What is most noteworthy about the proposed rule is not what it says, but what it does not. Specifically, ONC has not proposed disincentives for health care providers who do not participate in the Medicare program, or even for health care providers who participate in Medicare but not the Promoting Interoperability or Medicare Shared Savings Programs. ONC recognizes the limited reach of its proposed disincentives and includes a request for information soliciting suggestions for appropriate disincentives that can be applied to other health care providers. We have been scratching our heads for some time regarding what existing federal authorities exist to penalize health care providers who engage in information blocking but do not participate in federal insurance programs. It seems like ONC is continuing to struggle with this question too.

Requests for Comments

The proposed rule includes requests for comments in a number of areas.

Under the proposed rule, if OIG's investigation identifies multiple information blocking violations over multiple years, this will result in a single referral that will only affect a health care provider's status as a meaningful EHR user in a single EHR reporting period. CMS is requesting comment on whether a determination that information blocking occurred in multiple years should instead lead to multiple disincentives (for example, disincentives in multiple calendar years/reporting periods compared to only the calendar year/reporting period in which OIG made the referral).

ONC and CMS also requested public comments on:

  • The definition of "appropriate agency";
  • The proposed disincentives;
  • Whether ONC should post additional information on its website (and why) about actors that have been found to have committed information blocking;
  • Potential disincentives for health care providers who do not participate in the Promoting Interoperability or Medicare Shared Savings Programs; and
  • Potential impacts of the rulemaking.

Conclusion

Health care providers continue to struggle with complying with the Rule, including navigating parental access to minor's records and addressing continuing concerns surrounding the release of test results to patients prior to consultation with the ordering physician.
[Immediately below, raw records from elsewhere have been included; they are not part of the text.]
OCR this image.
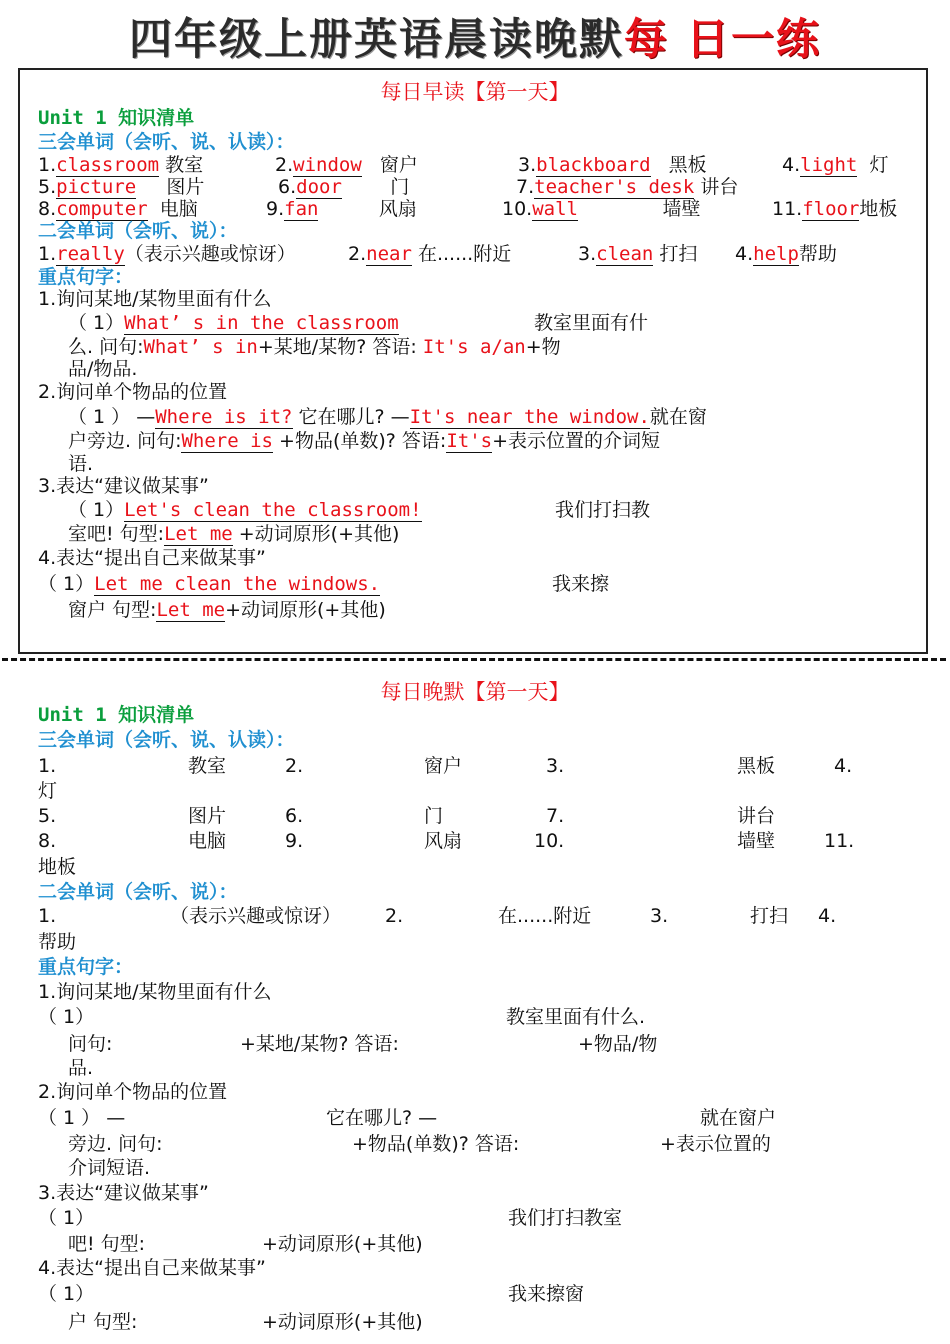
四年级上册英语晨读晚默每 日一练
每日早读【第一天】
Unit 1 知识清单
三会单词（会听、说、认读）：
1.classroom 教室	2.window 窗户	3.blackboard 黑板	4.light 灯
5.picture 图片	6.door	门	7.teacher's desk 讲台
8.computer 电脑	9.fan	风扇	10.wall	墙壁	11.floor地板
二会单词（会听、说）：
1.really（表示兴趣或惊讶）	2.near 在......附近	3.clean 打扫 4.help帮助
重点句字：
1.询问某地/某物里面有什么
（ 1）What’ s in the classroom	教室里面有什
么. 问句:What’ s in+某地/某物? 答语: It's a/an+物
品/物品.
2.询问单个物品的位置
（ 1 ） —Where is it? 它在哪儿? —It's near the window.就在窗
户旁边. 问句:Where is +物品(单数)? 答语:It's+表示位置的介词短
语.
3.表达“建议做某事”
（ 1）Let's clean the classroom!	我们打扫教
室吧! 句型:Let me +动词原形(+其他)
4.表达“提出自己来做某事”
（ 1）Let me clean the windows.	我来擦
窗户 句型:Let me+动词原形(+其他)
每日晚默【第一天】
Unit 1 知识清单
三会单词（会听、说、认读）：
1.	教室	2.	窗户	3.	黑板	4.
灯
5.	图片	6.	门	7.	讲台
8.	电脑	9.	风扇	10.	墙壁	11.
地板
二会单词（会听、说）：
1.	（表示兴趣或惊讶） 2.	在......附近	3.	打扫 4.
帮助
重点句字：
1.询问某地/某物里面有什么
（ 1）	教室里面有什么.
问句:	+某地/某物? 答语:	+物品/物
品.
2.询问单个物品的位置
（ 1 ） —	它在哪儿? —	就在窗户
旁边. 问句:	+物品(单数)? 答语:	+表示位置的
介词短语.
3.表达“建议做某事”
（ 1）	我们打扫教室
吧! 句型:	+动词原形(+其他)
4.表达“提出自己来做某事”
（ 1）	我来擦窗
户 句型:	+动词原形(+其他)
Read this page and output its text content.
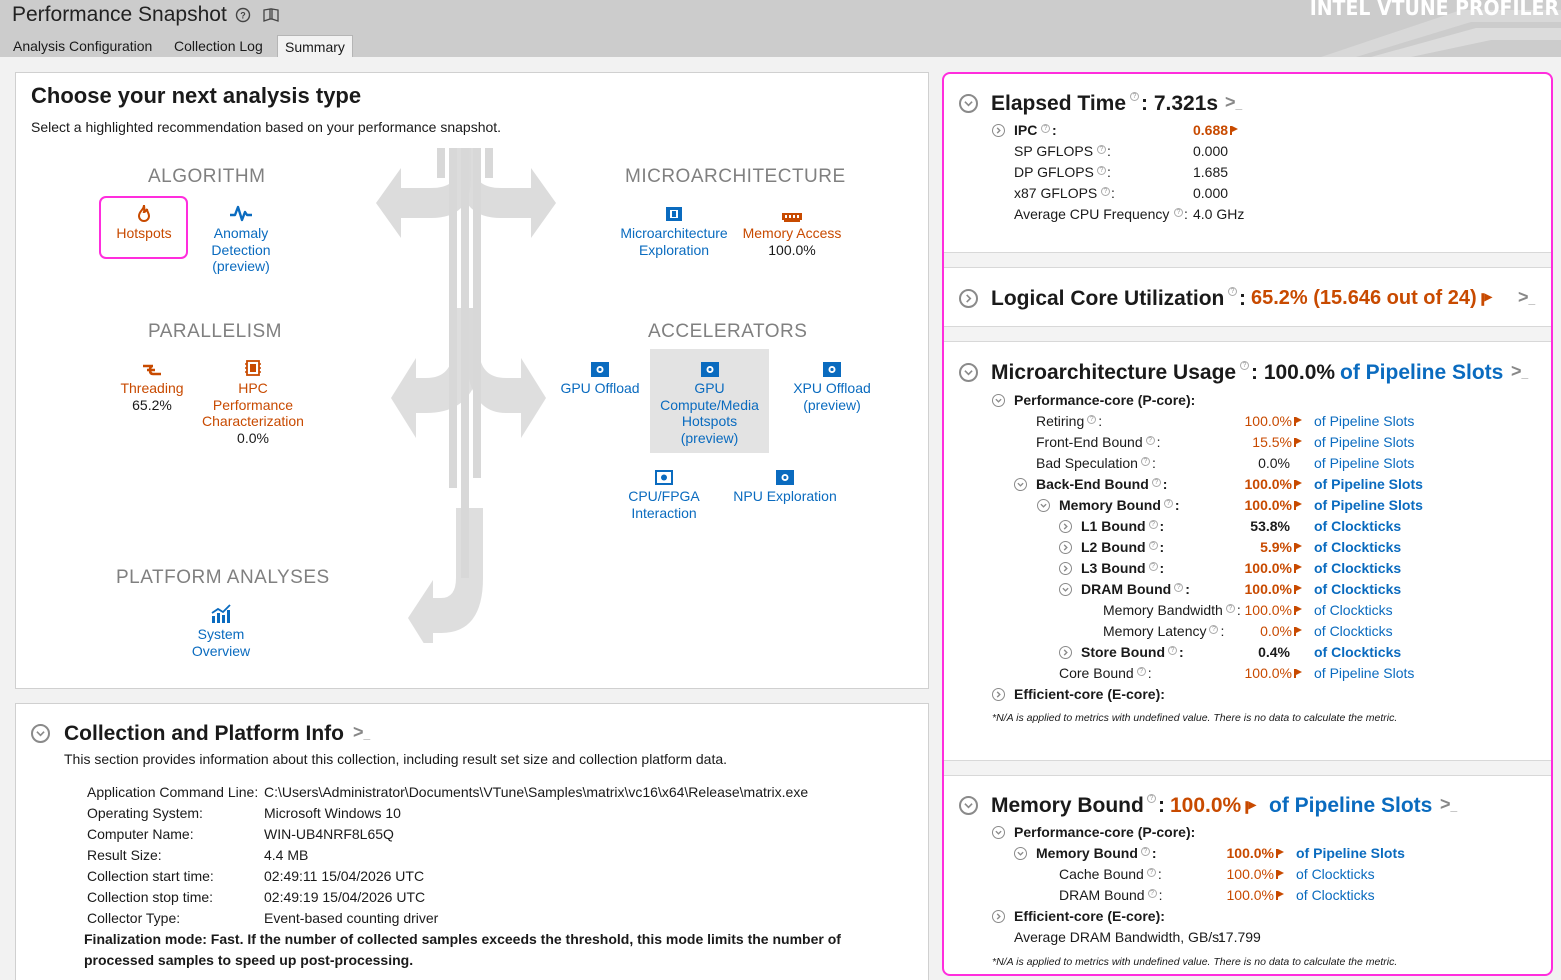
Performance Snapshot ?	INTEL VTUNE PROFILER
Analysis Configuration	Collection Log	Summary
Choose your next analysis type
Select a highlighted recommendation based on your performance snapshot.
ALGORITHM
Hotspots	Anomaly
Detection
(preview)
MICROARCHITECTURE
Microarchitecture
Exploration
Memory Access
100.0%
PARALLELISM
Threading
65.2%
HPC
Performance
Characterization
0.0%
ACCELERATORS
GPU Offload	GPU
Compute/Media
Hotspots
(preview)
XPU Offload
(preview)
CPU/FPGA
Interaction
NPU Exploration
PLATFORM ANALYSES
System
Overview
Collection and Platform Info >_
This section provides information about this collection, including result set size and collection platform data.
Application Command Line: C:\Users\Administrator\Documents\VTune\Samples\matrix\vc16\x64\Release\matrix.exe
Operating System:	Microsoft Windows 10
Computer Name:	WIN-UB4NRF8L65Q
Result Size:	4.4 MB
Collection start time:	02:49:11 15/04/2026 UTC
Collection stop time:	02:49:19 15/04/2026 UTC
Collector Type:	Event-based counting driver
Finalization mode: Fast. If the number of collected samples exceeds the threshold, this mode limits the number of
processed samples to speed up post-processing.
Elapsed Time ? : 7.321s >_
IPC ? :	0.688
SP GFLOPS ? :	0.000
DP GFLOPS ? :	1.685
x87 GFLOPS ? :	0.000
Average CPU Frequency	? : 4.0 GHz
Logical Core Utilization ? : 65.2% (15.646 out of 24)	>_
Microarchitecture Usage ? : 100.0% of Pipeline Slots >_
Performance-core (P-core):
Retiring ? :	100.0%	of Pipeline Slots
Front-End Bound ? :	15.5%	of Pipeline Slots
Bad Speculation ? :	0.0% of Pipeline Slots
Back-End Bound ? :	100.0%	of Pipeline Slots
Memory Bound ? :	100.0%	of Pipeline Slots
L1 Bound ? :	53.8% of Clockticks
L2 Bound ? :	5.9%	of Clockticks
L3 Bound ? :	100.0%	of Clockticks
DRAM Bound ? :	100.0%	of Clockticks
Memory Bandwidth ? : 100.0%	of Clockticks
Memory Latency ? :	0.0%	of Clockticks
Store Bound ? :	0.4% of Clockticks
Core Bound ? :	100.0%	of Pipeline Slots
Efficient-core (E-core):
*N/A is applied to metrics with undefined value. There is no data to calculate the metric.
Memory Bound ? : 100.0%	of Pipeline Slots >_
Performance-core (P-core):
Memory Bound ? :	100.0%	of Pipeline Slots
Cache Bound ? :	100.0%	of Clockticks
DRAM Bound ? :	100.0%	of Clockticks
Efficient-core (E-core):
Average DRAM Bandwidth, GB/s:
17.799
*N/A is applied to metrics with undefined value. There is no data to calculate the metric.
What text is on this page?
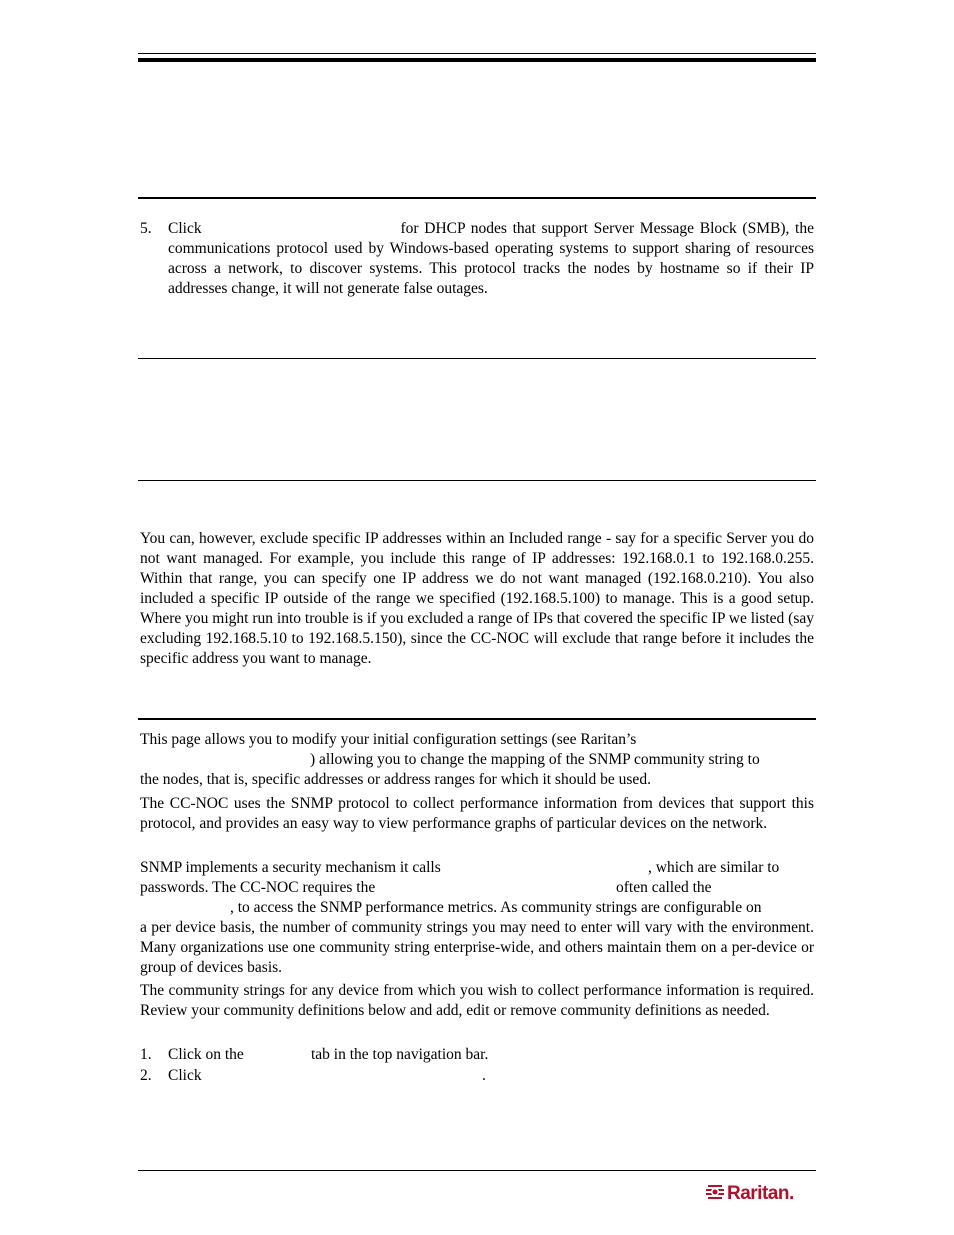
5. Click                                   for DHCP nodes that support Server Message Block (SMB), the communications protocol used by Windows-based operating systems to support sharing of resources across a network, to discover systems. This protocol tracks the nodes by hostname so if their IP addresses change, it will not generate false outages.

You can, however, exclude specific IP addresses within an Included range - say for a specific Server you do not want managed. For example, you include this range of IP addresses: 192.168.0.1 to 192.168.0.255. Within that range, you can specify one IP address we do not want managed (192.168.0.210). You also included a specific IP outside of the range we specified (192.168.5.100) to manage. This is a good setup. Where you might run into trouble is if you excluded a range of IPs that covered the specific IP we listed (say excluding 192.168.5.10 to 192.168.5.150), since the CC-NOC will exclude that range before it includes the specific address you want to manage.

This page allows you to modify your initial configuration settings (see Raritan’s
) allowing you to change the mapping of the SNMP community string to
the nodes, that is, specific addresses or address ranges for which it should be used.

The CC-NOC uses the SNMP protocol to collect performance information from devices that support this protocol, and provides an easy way to view performance graphs of particular devices on the network.

SNMP implements a security mechanism it calls	, which are similar to
passwords. The CC-NOC requires the	often called the
, to access the SNMP performance metrics. As community strings are configurable on

a per device basis, the number of community strings you may need to enter will vary with the environment. Many organizations use one community string enterprise-wide, and others maintain them on a per-device or group of devices basis.

The community strings for any device from which you wish to collect performance information is required. Review your community definitions below and add, edit or remove community definitions as needed.

1. Click on the	tab in the top navigation bar.
2. Click	.
Raritan.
ONC indicates that it has received over 800 information blocking complaints since the April 5, 2021 applicability date. While health care providers are currently required to comply with the Rule, this proposed rule brings us one step closer to enforcement of the Rule. Providers should take this as an opportunity to review their information blocking compliance program and to communicate the risk to management of continued practices that may constitute information blocking.